In der Disziplinarsache hat der 2. Wehrdienstsenat des Bundesverwaltungsgerichts durch
den Vorsitzenden Richter am Bundesverwaltungsgericht Dr. Häußler,
den Richter am Bundesverwaltungsgericht Prof. Dr. Burmeister und
die Richterin am Bundesverwaltungsgericht Dr. Henke,
am 14. März 2024 beschlossen:

  1. Die Beschwerde des früheren Soldaten gegen die Nichtzulassung der Rechtsbeschwerde in dem Beschluss des Truppendienstgerichts ... vom 2. Februar 2023 wird zurückgewiesen.
  2. Der frühere Soldat trägt die Kosten des Beschwerdeverfahrens.

Gründe

I

1 Die Nichtzulassungsbeschwerde betrifft einen Verweis wegen Ungehorsams.

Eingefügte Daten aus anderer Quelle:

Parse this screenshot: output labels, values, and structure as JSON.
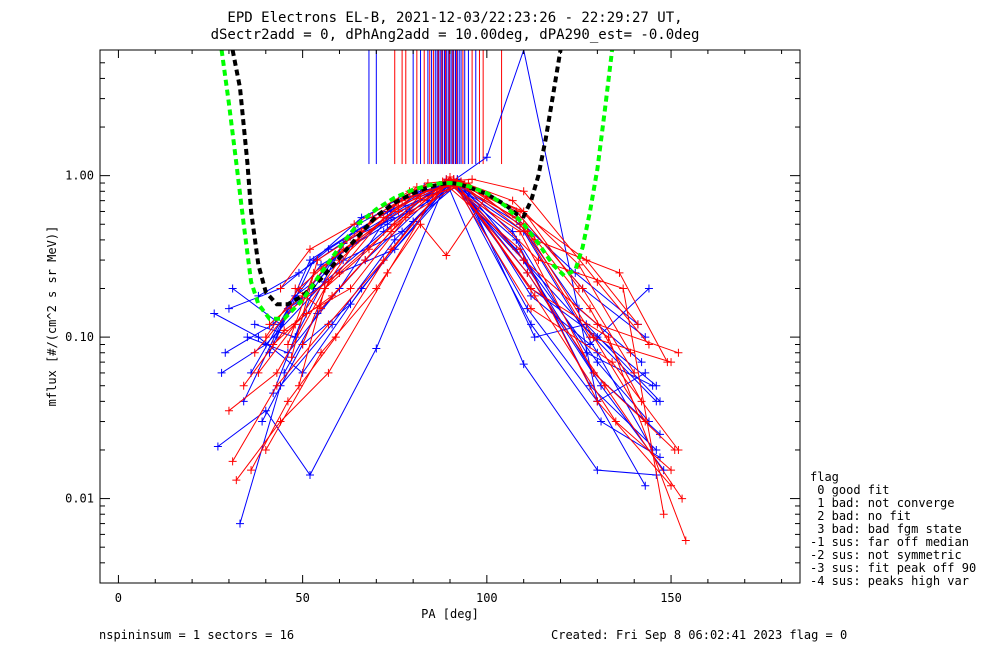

2 1. Der Disziplinarvorgesetzte hatte den früheren Soldaten am 4. Februar 2022 in Textform angewiesen, dass er in Zukunft immer ihn, den Abteilungsleiter, den Dezernatsleiter und den stellvertretenden Dezernatsleiter bei seinen Abwesenheiten für mobiles Arbeiten beteilige. Aufgrund einer alleine an seinen Dezernatsleiter gerichteten E-Mail vom 24. Februar 2022 erhielt der frühere Soldat die Genehmigung zum mobilen Arbeiten, um seinen Sohn in einer schulfreien Zeit zu Hause betreuen zu können. Daraufhin verhängte der Disziplinarvorgesetzte am 29. April 2022 gegen den früheren Soldaten einen Verweis. Er habe gegen den schriftlichen Befehl, alle Vorgänge seine Person betreffend immer mit allen vier Vorgesetzten zu kommunizieren, verstoßen, indem er einen Vorgang nur seinem Dezernatsleiter zugeleitet habe.

3 2. Hiergegen legte der frühere Soldat Beschwerde mit der Begründung ein, er sei nach der mit seiner Dienststelle getroffenen Individualvereinbarung vom 21. Februar 2022 berechtigt gewesen, eine Abwesenheit am Arbeitsplatz im Einzelfall durch seinen Dezernatsleiter genehmigen zu lassen. Der Rechtsbehelf wurde mit Bescheid vom 19. Mai 2022 zurückgewiesen. Die Individualvereinbarung enthalte nur eine Aussage darüber, wer mobiles Arbeiten genehmigen könne, nicht hingegen, welche Stellen hierüber zu informieren seien. Diese Informationspflicht sei mit dem Befehl des Disziplinarvorgesetzten vom 4. Februar 2022 festgelegt worden.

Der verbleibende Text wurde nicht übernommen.